How does Cerulean work?
Potential oil slick identification
Currently, potential oil slicks are detected using a U-Net model trained on a dataset of expert-labeled oil slicks and applied to a single data layer:
The VV polarization of Sentinel-1 GRD data from the European Space Agency’s Copernicus satellite program, accessed via Amazon Web Service’s (AWS) Open Data Registry. Only Sentinel-1 scenes that intersect with the ocean are processed by our model.
Prior to inference, the Sentinel-1 VV polarization imagery is scaled to 80-meter resolution and split into overlapping 512×512 tiles, which are then processed by a ResNet34-based U-Net model. Predicted inference results from overlapping image tiles are composed using basic merging strategies that average the model’s confidence scores.
These merged oil slick rasters are then processed to create instances of vectorized polygons, which are inserted into a cloud-based Postgres database. Additional calculations, such as polygon area, length, perimeter, and other geometric properties, are performed within the database. All oil slick detection results are accessible via our online map interface or our OGC Compliant REST API. A graphical overview of our inference architecture can be seen in Figure 1.
Disclaimer: It is not possible to definitively identify oil slicks using synthetic aperture radar (SAR) satellite data alone. All Cerulean-detected oil slicks should be considered potential oil slicks, not definitive oil slicks.
Vessel source association
Potential oil slicks captured by Cerulean are processed to determine which nearby broadcasting vessels could be responsible for the pollution event. Only long, linear oil detections are considered for evaluation. Vessels near oil detections are identified using vessel position histories from Automatic Identification System (AIS) broadcast systems. We download all available AIS data that intersects each Sentinel-1 scene for a time window from 8 hours preceding Sentinel-1 image collection time to 6 hours after Sentinel-1 image collection time. The path and timing of an AIS broadcast is analyzed to compute three metrics with respect to the centerline of a slick detection – parity, proximity, and temporality.
Parity. The parity score is computed by comparing the length of the slick to its projected length along the AIS track. This gives us a measurement of how parallel the AIS path is to the path of the slick.
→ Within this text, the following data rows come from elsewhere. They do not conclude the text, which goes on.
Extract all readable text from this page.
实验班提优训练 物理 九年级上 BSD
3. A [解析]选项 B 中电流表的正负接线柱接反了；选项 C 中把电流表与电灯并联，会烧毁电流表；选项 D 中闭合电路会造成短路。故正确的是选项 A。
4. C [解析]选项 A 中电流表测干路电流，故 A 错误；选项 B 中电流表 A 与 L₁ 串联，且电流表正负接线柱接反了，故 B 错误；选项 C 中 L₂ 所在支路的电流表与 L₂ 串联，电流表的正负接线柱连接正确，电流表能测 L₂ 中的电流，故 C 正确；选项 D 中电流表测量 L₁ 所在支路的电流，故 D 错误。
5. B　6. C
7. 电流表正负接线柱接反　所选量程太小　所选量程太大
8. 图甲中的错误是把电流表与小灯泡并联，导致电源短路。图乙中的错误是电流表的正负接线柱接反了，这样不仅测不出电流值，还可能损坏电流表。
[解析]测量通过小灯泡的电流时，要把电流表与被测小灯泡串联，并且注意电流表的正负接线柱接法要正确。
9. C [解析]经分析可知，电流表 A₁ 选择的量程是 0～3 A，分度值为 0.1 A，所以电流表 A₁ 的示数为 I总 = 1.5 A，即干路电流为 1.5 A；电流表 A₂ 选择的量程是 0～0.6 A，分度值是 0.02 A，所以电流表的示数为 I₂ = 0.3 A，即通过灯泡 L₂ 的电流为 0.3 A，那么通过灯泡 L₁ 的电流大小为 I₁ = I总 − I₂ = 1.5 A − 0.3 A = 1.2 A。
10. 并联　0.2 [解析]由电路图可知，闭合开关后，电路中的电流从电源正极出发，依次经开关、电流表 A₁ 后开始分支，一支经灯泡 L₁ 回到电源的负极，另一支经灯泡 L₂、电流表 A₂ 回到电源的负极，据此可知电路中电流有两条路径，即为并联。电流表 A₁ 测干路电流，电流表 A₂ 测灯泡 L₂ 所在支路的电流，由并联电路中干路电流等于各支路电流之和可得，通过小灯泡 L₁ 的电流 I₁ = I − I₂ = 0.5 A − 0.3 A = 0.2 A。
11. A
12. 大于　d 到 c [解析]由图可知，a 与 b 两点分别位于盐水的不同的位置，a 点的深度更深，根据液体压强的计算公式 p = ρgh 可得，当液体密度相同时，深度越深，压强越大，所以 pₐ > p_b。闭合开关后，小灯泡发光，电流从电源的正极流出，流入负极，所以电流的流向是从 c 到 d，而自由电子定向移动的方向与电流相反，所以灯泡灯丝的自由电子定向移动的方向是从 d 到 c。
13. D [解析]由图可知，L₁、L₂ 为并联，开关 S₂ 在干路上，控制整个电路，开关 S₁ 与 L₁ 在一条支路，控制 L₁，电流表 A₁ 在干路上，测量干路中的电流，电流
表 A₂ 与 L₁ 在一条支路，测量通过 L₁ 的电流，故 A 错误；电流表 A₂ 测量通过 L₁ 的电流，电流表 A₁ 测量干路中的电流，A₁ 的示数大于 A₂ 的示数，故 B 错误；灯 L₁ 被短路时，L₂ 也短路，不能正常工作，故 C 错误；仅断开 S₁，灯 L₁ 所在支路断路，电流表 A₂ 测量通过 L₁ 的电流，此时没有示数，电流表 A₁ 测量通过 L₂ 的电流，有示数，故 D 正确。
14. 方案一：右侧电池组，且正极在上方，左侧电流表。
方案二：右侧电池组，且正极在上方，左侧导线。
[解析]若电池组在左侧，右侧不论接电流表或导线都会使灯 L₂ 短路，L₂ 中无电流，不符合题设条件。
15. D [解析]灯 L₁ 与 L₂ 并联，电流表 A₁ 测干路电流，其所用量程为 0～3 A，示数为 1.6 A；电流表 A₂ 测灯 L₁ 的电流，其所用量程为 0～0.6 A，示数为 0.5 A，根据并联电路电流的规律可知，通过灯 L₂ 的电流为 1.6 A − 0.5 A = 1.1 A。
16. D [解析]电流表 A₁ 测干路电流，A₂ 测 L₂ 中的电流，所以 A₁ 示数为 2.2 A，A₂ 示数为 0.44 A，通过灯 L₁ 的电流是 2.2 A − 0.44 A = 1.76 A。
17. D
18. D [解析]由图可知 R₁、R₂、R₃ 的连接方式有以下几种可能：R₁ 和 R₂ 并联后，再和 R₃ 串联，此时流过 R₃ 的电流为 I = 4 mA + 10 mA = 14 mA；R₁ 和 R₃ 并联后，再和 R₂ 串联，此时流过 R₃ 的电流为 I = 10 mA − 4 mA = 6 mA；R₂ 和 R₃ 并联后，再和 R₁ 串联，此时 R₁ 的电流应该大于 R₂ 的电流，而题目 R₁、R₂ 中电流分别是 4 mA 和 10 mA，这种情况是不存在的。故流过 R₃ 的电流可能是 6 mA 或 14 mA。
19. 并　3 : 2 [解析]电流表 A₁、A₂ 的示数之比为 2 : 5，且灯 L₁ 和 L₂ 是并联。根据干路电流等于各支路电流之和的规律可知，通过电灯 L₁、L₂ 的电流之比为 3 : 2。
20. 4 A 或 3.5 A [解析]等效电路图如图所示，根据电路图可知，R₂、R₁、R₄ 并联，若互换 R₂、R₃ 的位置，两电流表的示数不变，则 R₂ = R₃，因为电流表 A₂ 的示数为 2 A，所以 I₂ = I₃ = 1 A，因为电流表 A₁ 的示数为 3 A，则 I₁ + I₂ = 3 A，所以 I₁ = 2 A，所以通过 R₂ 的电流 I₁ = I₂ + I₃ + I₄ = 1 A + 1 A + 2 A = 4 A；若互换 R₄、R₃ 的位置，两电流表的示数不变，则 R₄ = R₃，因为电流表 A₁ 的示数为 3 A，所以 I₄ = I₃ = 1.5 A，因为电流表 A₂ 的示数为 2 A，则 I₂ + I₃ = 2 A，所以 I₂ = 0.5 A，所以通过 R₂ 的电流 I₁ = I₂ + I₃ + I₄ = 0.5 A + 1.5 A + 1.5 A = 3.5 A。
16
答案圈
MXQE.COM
Greater parallelism results in a higher parity score.
Proximity. The proximity score is computed by considering the distance from the head of the slick to its nearest point along the AIS track. Closer distance results in a higher proximity score.
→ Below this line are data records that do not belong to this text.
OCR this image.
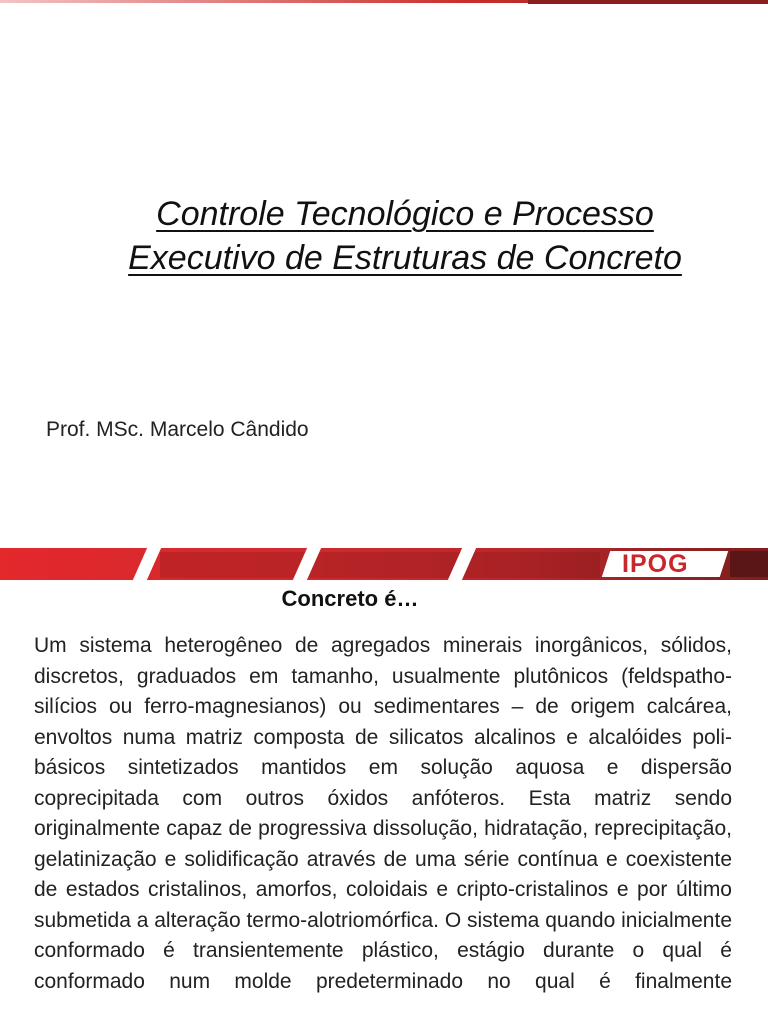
Controle Tecnológico e Processo
Executivo de Estruturas de Concreto
Prof. MSc. Marcelo Cândido
IPOG
Concreto é…

Um sistema heterogêneo de agregados minerais inorgânicos, sólidos, discretos, graduados em tamanho, usualmente plutônicos (feldspatho-silícios ou ferro-magnesianos) ou sedimentares – de origem calcárea, envoltos numa matriz composta de silicatos alcalinos e alcalóides poli-básicos sintetizados mantidos em solução aquosa e dispersão coprecipitada com outros óxidos anfóteros. Esta matriz sendo originalmente capaz de progressiva dissolução, hidratação, reprecipitação, gelatinização e solidificação através de uma série contínua e coexistente de estados cristalinos, amorfos, coloidais e cripto-cristalinos e por último submetida a alteração termo-alotriomórfica. O sistema quando inicialmente conformado é transientemente plástico, estágio durante o qual é conformado num molde predeterminado no qual é finalmente
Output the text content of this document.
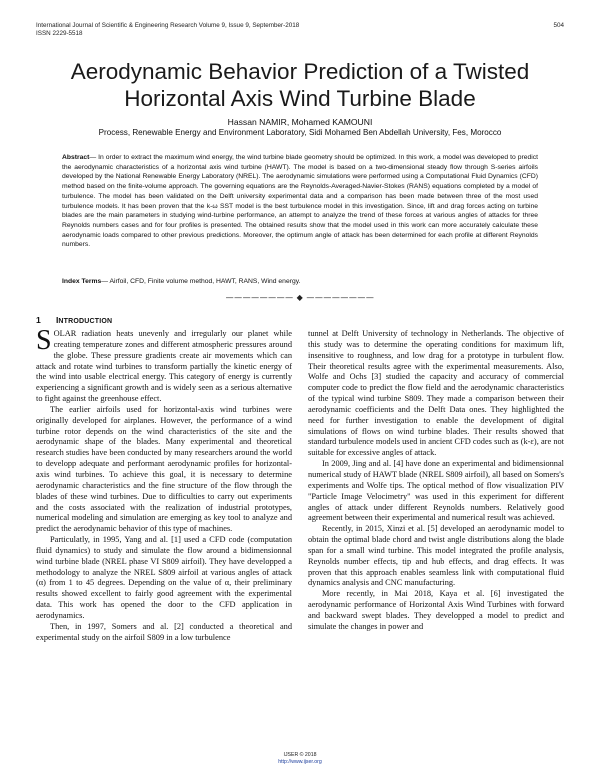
International Journal of Scientific & Engineering Research Volume 9, Issue 9, September-2018
ISSN 2229-5518
504
Aerodynamic Behavior Prediction of a Twisted Horizontal Axis Wind Turbine Blade
Hassan NAMIR, Mohamed KAMOUNI
Process, Renewable Energy and Environment Laboratory, Sidi Mohamed Ben Abdellah University, Fes, Morocco
Abstract— In order to extract the maximum wind energy, the wind turbine blade geometry should be optimized. In this work, a model was developed to predict the aerodynamic characteristics of a horizontal axis wind turbine (HAWT). The model is based on a two-dimensional steady flow through S-series airfoils developed by the National Renewable Energy Laboratory (NREL). The aerodynamic simulations were performed using a Computational Fluid Dynamics (CFD) method based on the finite-volume approach. The governing equations are the Reynolds-Averaged-Navier-Stokes (RANS) equations completed by a model of turbulence. The model has been validated on the Delft university experimental data and a comparison has been made between three of the most used turbulence models. It has been proven that the k-ω SST model is the best turbulence model in this investigation. Since, lift and drag forces acting on turbine blades are the main parameters in studying wind-turbine performance, an attempt to analyze the trend of these forces at various angles of attacks for three Reynolds numbers cases and for four profiles is presented. The obtained results show that the model used in this work can more accurately calculate these aerodynamic loads compared to other previous predictions. Moreover, the optimum angle of attack has been determined for each profile at different Reynolds numbers.
Index Terms— Airfoil, CFD, Finite volume method, HAWT, RANS, Wind energy.
———————— ◆ ————————
1 INTRODUCTION

SOLAR radiation heats unevenly and irregularly our planet while creating temperature zones and different atmospheric pressures around the globe. These pressure gradients create air movements which can attack and rotate wind turbines to transform partially the kinetic energy of the wind into usable electrical energy. This category of energy is currently experiencing a significant growth and is widely seen as a serious alternative to fight against the greenhouse effect.

The earlier airfoils used for horizontal-axis wind turbines were originally developed for airplanes. However, the performance of a wind turbine rotor depends on the wind characteristics of the site and the aerodynamic shape of the blades. Many experimental and theoretical research studies have been conducted by many researchers around the world to developp adequate and performant aerodynamic profiles for horizontal-axis wind turbines. To achieve this goal, it is necessary to determine aerodynamic characteristics and the fine structure of the flow through the blades of these wind turbines. Due to difficulties to carry out experiments and the costs associated with the realization of industrial prototypes, numerical modeling and simulation are emerging as key tool to analyze and predict the aerodynamic behavior of this type of machines.

Particulatly, in 1995, Yang and al. [1] used a CFD code (computation fluid dynamics) to study and simulate the flow around a bidimensionnal wind turbine blade (NREL phase VI S809 airfoil). They have developped a methodology to analyze the NREL S809 airfoil at various angles of attack (α) from 1 to 45 degrees. Depending on the value of α, their preliminary results showed excellent to fairly good agreement with the experimental data. This work has opened the door to the CFD application in aerodynamics.

Then, in 1997, Somers and al. [2] conducted a theoretical and experimental study on the airfoil S809 in a low turbulence

tunnel at Delft University of technology in Netherlands. The objective of this study was to determine the operating conditions for maximum lift, insensitive to roughness, and low drag for a prototype in turbulent flow. Their theoretical results agree with the experimental measurements. Also, Wolfe and Ochs [3] studied the capacity and accuracy of commercial computer code to predict the flow field and the aerodynamic characteristics of the typical wind turbine S809. They made a comparison between their aerodynamic coefficients and the Delft Data ones. They highlighted the need for further investigation to enable the development of digital simulations of flows on wind turbine blades. Their results showed that standard turbulence models used in ancient CFD codes such as (k-ε), are not suitable for excessive angles of attack.

In 2009, Jing and al. [4] have done an experimental and bidimensionnal numerical study of HAWT blade (NREL S809 airfoil), all based on Somers's experiments and Wolfe tips. The optical method of flow visualization PIV "Particle Image Velocimetry" was used in this experiment for different angles of attack under different Reynolds numbers. Relatively good agreement between their experimental and numerical result was achieved.

Recently, in 2015, Xinzi et al. [5] developed an aerodynamic model to obtain the optimal blade chord and twist angle distributions along the blade span for a small wind turbine. This model integrated the profile analysis, Reynolds number effects, tip and hub effects, and drag effects. It was proven that this approach enables seamless link with computational fluid dynamics analysis and CNC manufacturing.

More recently, in Mai 2018, Kaya et al. [6] investigated the aerodynamic performance of Horizontal Axis Wind Turbines with forward and backward swept blades. They developped a model to predict and simulate the changes in power and

IJSER © 2018
http://www.ijser.org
Temporality. The temporal score is computed by considering the timestamp of the AIS broadcast that is spatially proximal to the head of the slick. This gives us an estimate of when the vessel was last polluting. The sooner this pollution event is to the time the slick is captured, the higher the temporal score.
Infrastructure source association
We compute the proximity of oil slicks to nearby pieces of offshore oil and gas infrastructure, such as oil platforms. Infrastructure locations are identified using SAR Fixed Infrastructure locations which are made available through the Global Fishing Watch API.
Cerulean detections are automatically attributed to potential infrastructure sources using an algorithm which calculates the probability that a nearby point is the terminus or origin of the slick. The algorithm finds points along the perimeter of the slick which are far enough from the centerpoint to be considered a potential terminus. It then applies a distance decay to assign higher probabilities to points closer to the potential terminus, and lower probabilities to points which are further away. This algorithm is run on points obtained from the SAR Fixed Infrastructure Dataset to identify and assign probabilities to the most likely culprits.
Essentially the algorithm is designed to reveal known infrastructure located near the terminus of an oil slick, indicating that oil could be flowing from it. For more detailed information on this algorithm, please see the corresponding code on our GitHub page.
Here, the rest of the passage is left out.